American Federation of Government Employees, Local 446 (Union) and United States Department of Veterans Affairs, Medical Center, Asheville, North Carolina (Agency)
64 FLRA No. 4
FEDERAL LABOR RELATIONS AUTHORITY
AMERICAN FEDERATION OF GOVERNMENT EMPLOYEES
UNITED STATES DEPARTMENT OF VETERANS AFFAIRS
ASHEVILLE, NORTH CAROLINA
August 28, 2009
Before the Authority: Carol Waller Pope, Chairman, and
Thomas M. Beck and Ernest DuBester, Members*
I. Statement of the Case
This matter is before the Authority on exceptions to an award of Arbitrator
John J. Popular II filed by the Union under § 7122(a) of the Federal Service Labor-Management Relations Statute (the Statute) and part 2425 of the Authority’s Regulations. The Agency did not file an opposition to the Union’s exceptions.

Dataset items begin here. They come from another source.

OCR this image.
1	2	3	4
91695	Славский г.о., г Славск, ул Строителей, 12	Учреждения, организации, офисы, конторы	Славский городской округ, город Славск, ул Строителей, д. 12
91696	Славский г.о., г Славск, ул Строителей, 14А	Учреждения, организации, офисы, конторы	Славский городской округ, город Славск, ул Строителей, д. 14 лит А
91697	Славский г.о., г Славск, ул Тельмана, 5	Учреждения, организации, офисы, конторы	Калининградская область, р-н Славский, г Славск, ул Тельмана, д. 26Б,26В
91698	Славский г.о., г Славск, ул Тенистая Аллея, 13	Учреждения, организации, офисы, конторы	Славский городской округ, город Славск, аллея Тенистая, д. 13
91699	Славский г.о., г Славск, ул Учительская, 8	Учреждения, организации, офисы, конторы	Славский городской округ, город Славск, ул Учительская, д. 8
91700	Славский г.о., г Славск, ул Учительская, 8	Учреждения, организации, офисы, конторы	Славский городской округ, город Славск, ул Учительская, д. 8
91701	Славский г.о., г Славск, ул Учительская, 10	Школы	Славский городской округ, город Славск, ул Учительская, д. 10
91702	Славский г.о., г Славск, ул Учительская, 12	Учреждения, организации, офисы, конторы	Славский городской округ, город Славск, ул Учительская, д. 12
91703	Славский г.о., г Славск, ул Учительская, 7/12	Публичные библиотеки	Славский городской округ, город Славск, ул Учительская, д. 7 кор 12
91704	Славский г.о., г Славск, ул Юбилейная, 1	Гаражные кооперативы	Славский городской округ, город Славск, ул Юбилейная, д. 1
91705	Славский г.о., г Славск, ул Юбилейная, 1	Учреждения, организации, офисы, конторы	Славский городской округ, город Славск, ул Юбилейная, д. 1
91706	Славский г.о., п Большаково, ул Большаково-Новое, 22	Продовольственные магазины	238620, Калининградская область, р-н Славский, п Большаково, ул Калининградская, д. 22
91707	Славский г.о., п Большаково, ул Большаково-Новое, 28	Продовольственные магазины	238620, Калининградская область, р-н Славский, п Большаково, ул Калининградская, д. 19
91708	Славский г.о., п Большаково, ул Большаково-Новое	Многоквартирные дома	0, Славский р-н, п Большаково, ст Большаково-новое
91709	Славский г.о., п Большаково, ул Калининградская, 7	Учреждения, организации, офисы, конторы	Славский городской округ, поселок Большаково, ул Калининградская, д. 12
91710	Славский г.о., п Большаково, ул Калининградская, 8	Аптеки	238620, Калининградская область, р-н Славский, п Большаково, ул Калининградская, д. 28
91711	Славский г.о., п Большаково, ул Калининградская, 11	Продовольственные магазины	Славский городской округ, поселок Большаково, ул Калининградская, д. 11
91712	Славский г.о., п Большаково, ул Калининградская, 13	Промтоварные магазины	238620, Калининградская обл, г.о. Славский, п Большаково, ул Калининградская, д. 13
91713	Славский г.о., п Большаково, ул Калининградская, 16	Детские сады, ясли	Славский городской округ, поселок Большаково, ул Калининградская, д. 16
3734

The Arbitrator denied the Union’s motion for an award of attorney fees. For the reasons that follow, we deny the Union’s exceptions.
II. Background and Arbitrator’s Award
The grievant was suspended for 1 day, and the Union filed a grievance on his behalf that was submitted to arbitration. During the arbitration hearing, the Agency “voluntarily and unilaterally rescinded” the suspension and agreed to award the grievant backpay. Award at 5. The Arbitrator retained jurisdiction pending proof of the cancellation of the suspension, which was provided by the Agency. Id. at 2-3. On request of the Union, the Arbitrator further retained jurisdiction to resolve the Union’s motion for attorney fees on behalf of the grievant. Id. at 3.
The Arbitrator denied the motion for attorney fees. He concluded that the grievant was not the prevailing party within the meaning of 5 U.S.C. § 7701(g) because the cancellation of the grievant’s suspension “did not result from a consent decree, settlement agreement or arbitration award.” Id. at 5-6 (citing Buckhannon Bd. & Care Home, Inc. v. W. Va. Dep’t of Health & Human Servs., 531 U.S. 1004 (2000) (Buckhannon); Sacco v. Dep’t of Justice, 90 M.S.P.R. 37 (2001); AFGE Local 1547, 58 FLRA 241 (2002)).